Nascent|Nation Explores the Minority Experience in America

Tamara Adira's art-performance piece, Estrellas: My American Jewish Experience was featured in the exhibit Nascent|Nation. (Courtesy photos)

Nascent|Nation, an exhibition of visual and performance art, was presented with spectacular results on April 8 at Brick at Blue Star.

The project was curated by dancer Tamara Adira and violinist Darian Thomas who are members of the local flamenco troupe Arte y Pasión. Thematically, the installations consisted of works which explore the realities of living as a minority in the United States.

While not an art exhibition in the traditional sense, Nascent|Nation demonstrated what it’s like when a group of artists and musicians take a spectacle usually meant for the stage and bring it within the confines of an art gallery.

Much like their work in Arte y Pasión, Thomas and Adira’s Nascent|Nation is experimental in nature and visually stunning.

In Transcendence: Beyond the Vagina, opera singer Janese Odom put vocals aside to reveal her mostly nude body. While holding a brush and a jug filled with paint, she invited viewers to inscribe their thoughts about motherhood and the female figure on her own body. Flanked by large red scrolls that stretched to the upper tier of the gallery walls, Odom remained completely still the entirety of the performance resembling a Greek Venus.

Darian Thomas’ installation “Move On, Get Over It.”

In Move On, Get Over It, Thomas displayed the American flag with moving images of Donald Trump and scenes from news reels projected over it. Next to the flag, Thomas sat with a noose around his neck and various literature scattered around him. The confrontational nature of this performance, a contemplation of the African American experience in America, was unsettling and perhaps the most disturbing of all the performances. In his artist statement, Thomas said: “There are only two things stopping me from being completely consumed and erased by this noose: art and knowledge.”

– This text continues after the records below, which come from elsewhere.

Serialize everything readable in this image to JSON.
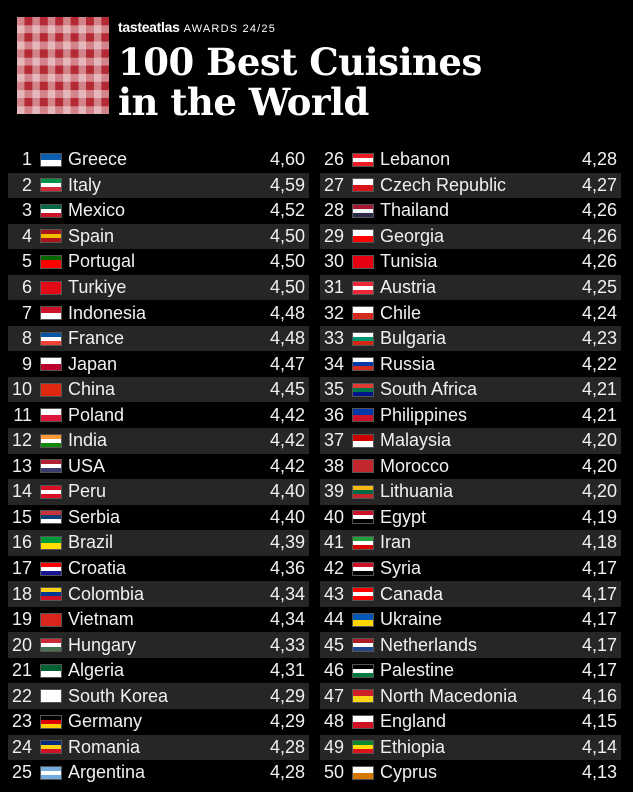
{
  "header": {
    "brand": "tasteatlas",
    "awards": "AWARDS 24/25",
    "title_line1": "100 Best Cuisines",
    "title_line2": "in the World"
  },
  "left_column": [
    {
      "rank": "1",
      "country": "Greece",
      "score": "4,60",
      "flag_colors": [
        "#0d5eaf",
        "#ffffff"
      ]
    },
    {
      "rank": "2",
      "country": "Italy",
      "score": "4,59",
      "flag_colors": [
        "#009246",
        "#ffffff",
        "#ce2b37"
      ]
    },
    {
      "rank": "3",
      "country": "Mexico",
      "score": "4,52",
      "flag_colors": [
        "#006847",
        "#ffffff",
        "#ce1126"
      ]
    },
    {
      "rank": "4",
      "country": "Spain",
      "score": "4,50",
      "flag_colors": [
        "#aa151b",
        "#f1bf00",
        "#aa151b"
      ]
    },
    {
      "rank": "5",
      "country": "Portugal",
      "score": "4,50",
      "flag_colors": [
        "#006600",
        "#ff0000",
        "#ff0000"
      ]
    },
    {
      "rank": "6",
      "country": "Turkiye",
      "score": "4,50",
      "flag_colors": [
        "#e30a17",
        "#e30a17"
      ]
    },
    {
      "rank": "7",
      "country": "Indonesia",
      "score": "4,48",
      "flag_colors": [
        "#ce1126",
        "#ffffff"
      ]
    },
    {
      "rank": "8",
      "country": "France",
      "score": "4,48",
      "flag_colors": [
        "#0055a4",
        "#ffffff",
        "#ef4135"
      ]
    },
    {
      "rank": "9",
      "country": "Japan",
      "score": "4,47",
      "flag_colors": [
        "#ffffff",
        "#bc002d"
      ]
    },
    {
      "rank": "10",
      "country": "China",
      "score": "4,45",
      "flag_colors": [
        "#de2910",
        "#de2910"
      ]
    },
    {
      "rank": "11",
      "country": "Poland",
      "score": "4,42",
      "flag_colors": [
        "#ffffff",
        "#dc143c"
      ]
    },
    {
      "rank": "12",
      "country": "India",
      "score": "4,42",
      "flag_colors": [
        "#ff9933",
        "#ffffff",
        "#138808"
      ]
    },
    {
      "rank": "13",
      "country": "USA",
      "score": "4,42",
      "flag_colors": [
        "#b22234",
        "#ffffff",
        "#3c3b6e"
      ]
    },
    {
      "rank": "14",
      "country": "Peru",
      "score": "4,40",
      "flag_colors": [
        "#d91023",
        "#ffffff",
        "#d91023"
      ]
    },
    {
      "rank": "15",
      "country": "Serbia",
      "score": "4,40",
      "flag_colors": [
        "#c6363c",
        "#0c4076",
        "#ffffff"
      ]
    },
    {
      "rank": "16",
      "country": "Brazil",
      "score": "4,39",
      "flag_colors": [
        "#009c3b",
        "#ffdf00"
      ]
    },
    {
      "rank": "17",
      "country": "Croatia",
      "score": "4,36",
      "flag_colors": [
        "#ff0000",
        "#ffffff",
        "#171796"
      ]
    },
    {
      "rank": "18",
      "country": "Colombia",
      "score": "4,34",
      "flag_colors": [
        "#fcd116",
        "#003893",
        "#ce1126"
      ]
    },
    {
      "rank": "19",
      "country": "Vietnam",
      "score": "4,34",
      "flag_colors": [
        "#da251d",
        "#da251d"
      ]
    },
    {
      "rank": "20",
      "country": "Hungary",
      "score": "4,33",
      "flag_colors": [
        "#ce2939",
        "#ffffff",
        "#477050"
      ]
    },
    {
      "rank": "21",
      "country": "Algeria",
      "score": "4,31",
      "flag_colors": [
        "#006233",
        "#ffffff"
      ]
    },
    {
      "rank": "22",
      "country": "South Korea",
      "score": "4,29",
      "flag_colors": [
        "#ffffff",
        "#ffffff"
      ]
    },
    {
      "rank": "23",
      "country": "Germany",
      "score": "4,29",
      "flag_colors": [
        "#000000",
        "#dd0000",
        "#ffce00"
      ]
    },
    {
      "rank": "24",
      "country": "Romania",
      "score": "4,28",
      "flag_colors": [
        "#002b7f",
        "#fcd116",
        "#ce1126"
      ]
    },
    {
      "rank": "25",
      "country": "Argentina",
      "score": "4,28",
      "flag_colors": [
        "#74acdf",
        "#ffffff",
        "#74acdf"
      ]
    }
  ],
  "right_column": [
    {
      "rank": "26",
      "country": "Lebanon",
      "score": "4,28",
      "flag_colors": [
        "#ed1c24",
        "#ffffff",
        "#ed1c24"
      ]
    },
    {
      "rank": "27",
      "country": "Czech Republic",
      "score": "4,27",
      "flag_colors": [
        "#ffffff",
        "#d7141a"
      ]
    },
    {
      "rank": "28",
      "country": "Thailand",
      "score": "4,26",
      "flag_colors": [
        "#a51931",
        "#f4f5f8",
        "#2d2a4a"
      ]
    },
    {
      "rank": "29",
      "country": "Georgia",
      "score": "4,26",
      "flag_colors": [
        "#ffffff",
        "#ff0000"
      ]
    },
    {
      "rank": "30",
      "country": "Tunisia",
      "score": "4,26",
      "flag_colors": [
        "#e70013",
        "#e70013"
      ]
    },
    {
      "rank": "31",
      "country": "Austria",
      "score": "4,25",
      "flag_colors": [
        "#ed2939",
        "#ffffff",
        "#ed2939"
      ]
    },
    {
      "rank": "32",
      "country": "Chile",
      "score": "4,24",
      "flag_colors": [
        "#ffffff",
        "#d52b1e"
      ]
    },
    {
      "rank": "33",
      "country": "Bulgaria",
      "score": "4,23",
      "flag_colors": [
        "#ffffff",
        "#00966e",
        "#d62612"
      ]
    },
    {
      "rank": "34",
      "country": "Russia",
      "score": "4,22",
      "flag_colors": [
        "#ffffff",
        "#0039a6",
        "#d52b1e"
      ]
    },
    {
      "rank": "35",
      "country": "South Africa",
      "score": "4,21",
      "flag_colors": [
        "#e03c31",
        "#007749",
        "#001489"
      ]
    },
    {
      "rank": "36",
      "country": "Philippines",
      "score": "4,21",
      "flag_colors": [
        "#0038a8",
        "#ce1126"
      ]
    },
    {
      "rank": "37",
      "country": "Malaysia",
      "score": "4,20",
      "flag_colors": [
        "#cc0001",
        "#ffffff"
      ]
    },
    {
      "rank": "38",
      "country": "Morocco",
      "score": "4,20",
      "flag_colors": [
        "#c1272d",
        "#c1272d"
      ]
    },
    {
      "rank": "39",
      "country": "Lithuania",
      "score": "4,20",
      "flag_colors": [
        "#fdb913",
        "#006a44",
        "#c1272d"
      ]
    },
    {
      "rank": "40",
      "country": "Egypt",
      "score": "4,19",
      "flag_colors": [
        "#ce1126",
        "#ffffff",
        "#000000"
      ]
    },
    {
      "rank": "41",
      "country": "Iran",
      "score": "4,18",
      "flag_colors": [
        "#239f40",
        "#ffffff",
        "#da0000"
      ]
    },
    {
      "rank": "42",
      "country": "Syria",
      "score": "4,17",
      "flag_colors": [
        "#ce1126",
        "#ffffff",
        "#000000"
      ]
    },
    {
      "rank": "43",
      "country": "Canada",
      "score": "4,17",
      "flag_colors": [
        "#ff0000",
        "#ffffff",
        "#ff0000"
      ]
    },
    {
      "rank": "44",
      "country": "Ukraine",
      "score": "4,17",
      "flag_colors": [
        "#0057b7",
        "#ffd700"
      ]
    },
    {
      "rank": "45",
      "country": "Netherlands",
      "score": "4,17",
      "flag_colors": [
        "#ae1c28",
        "#ffffff",
        "#21468b"
      ]
    },
    {
      "rank": "46",
      "country": "Palestine",
      "score": "4,17",
      "flag_colors": [
        "#000000",
        "#ffffff",
        "#007a3d"
      ]
    },
    {
      "rank": "47",
      "country": "North Macedonia",
      "score": "4,16",
      "flag_colors": [
        "#ce2028",
        "#f9d616"
      ]
    },
    {
      "rank": "48",
      "country": "England",
      "score": "4,15",
      "flag_colors": [
        "#ffffff",
        "#ce1124"
      ]
    },
    {
      "rank": "49",
      "country": "Ethiopia",
      "score": "4,14",
      "flag_colors": [
        "#078930",
        "#fcdd09",
        "#da121a"
      ]
    },
    {
      "rank": "50",
      "country": "Cyprus",
      "score": "4,13",
      "flag_colors": [
        "#ffffff",
        "#d57800"
      ]
    }
  ]
}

The exhibition’s sole visual art installation is Jornada (The Mexican Journey) by artist Fanny Mayahuel- Thomas. Here, Mayahuel-Thomas presented an altar of cherished objects and a series of paintings referencing the artists experience as an immigrant to this country.

In Estrellas, the show’s centerpiece and most elaborate performance, Adira, along with flamenco vocalist Chayito Champion, sat across from each other at the center of the room. The two women performed a Hebrew prayer before Adira broke into a flamenco performance that expressed her identity as a Jewish American.

With racial tensions on the rise, thanks in part to an administration that seems to revel in anti-Muslim, anti-immigrant sentiment, Nascent|Nation is a reminder of the healing power of art and a testament to the endless possibilities when art and music collide.

Nascent|Nation will have a repeat showing on June 10 at Brick at Blue Star Arts Complex.